In these designs, the actual memory controller that talks to the RAM is part of an internal fabric, and the fabric link between the core and the memory controller is (technically) your upper limit.
For both Intel and AMD, the size of the fabric link remains constant to the expected performance of the different cores, as the theoretical usage/performance of the load/store units remain otherwise constant in relation, no matter if it is a big core or a little core.
Also, notice: the maximum performance of load-store units is your actual upper limit, period. Some CPUs historically never achieved their maximum theoretical performance because the units were never engaged optimally; sometimes this is because some ports on the load/store units are only accessible from certain instructions (often due to being reserved only for SIMD; this is why memcpy impls often use SSE/AVX, just to exploit this fact).

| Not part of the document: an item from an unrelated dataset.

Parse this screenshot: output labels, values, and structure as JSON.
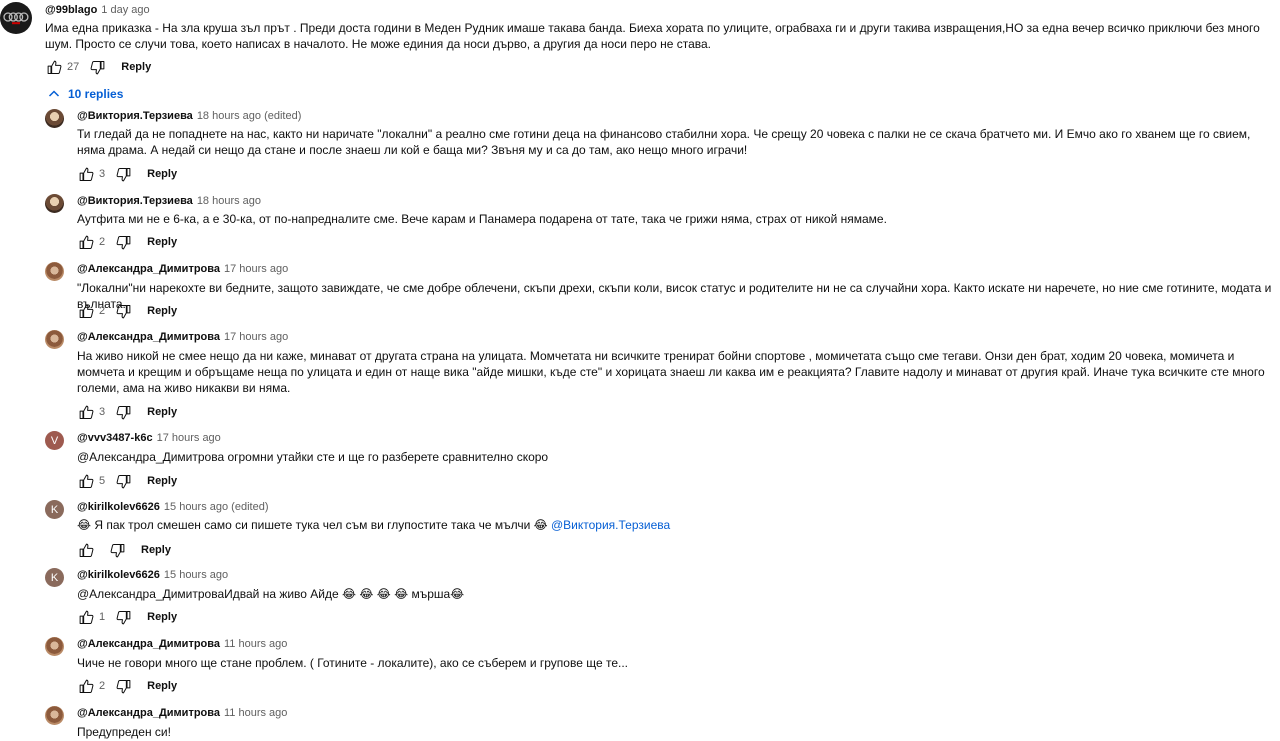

That said, load-store performance usually approaches that core's L2 theoretical maximum, which is greater than what any core generally can get out of its fabric link. Ergo, fabric link is often governing what you're seeing in situations like this.
On Intel and AMD's clusters, the memory controller serving their respective core cluster designs requires anywhere from 2 to 4 cores saturating their links to reach peak performance. Also, sibling threads on the same core will compete for access to that link, so it isn't merely threads that get you there, but actual core saturation.
On a dummy benchmark like proposed in the linked article, the performance of a single process being piped to another process, either in the situation of "both processes are actually on the same big core, simultaneously hyper-threading", or "two sibling little cores in the same core cluster, being serviced by the same memory controller", the upper limit of performance should approximate optimal usage of memory bandwidth, but in some cases on some architectures this will actually approximate L3 bandwidth (a higher value).
Also, as a side note: little cores aren't little. For a little bit more silicon usage, and a little bit less power usage, two little cores approximate one big core /w two threads optimally executing, even in Intel's surprisingly optimal small core design, but very much true in Zen4c. As in, I could buy a "whoops, all little cores" CPU of sufficient size for my desktop, and still be happy (or, possibly, even happier).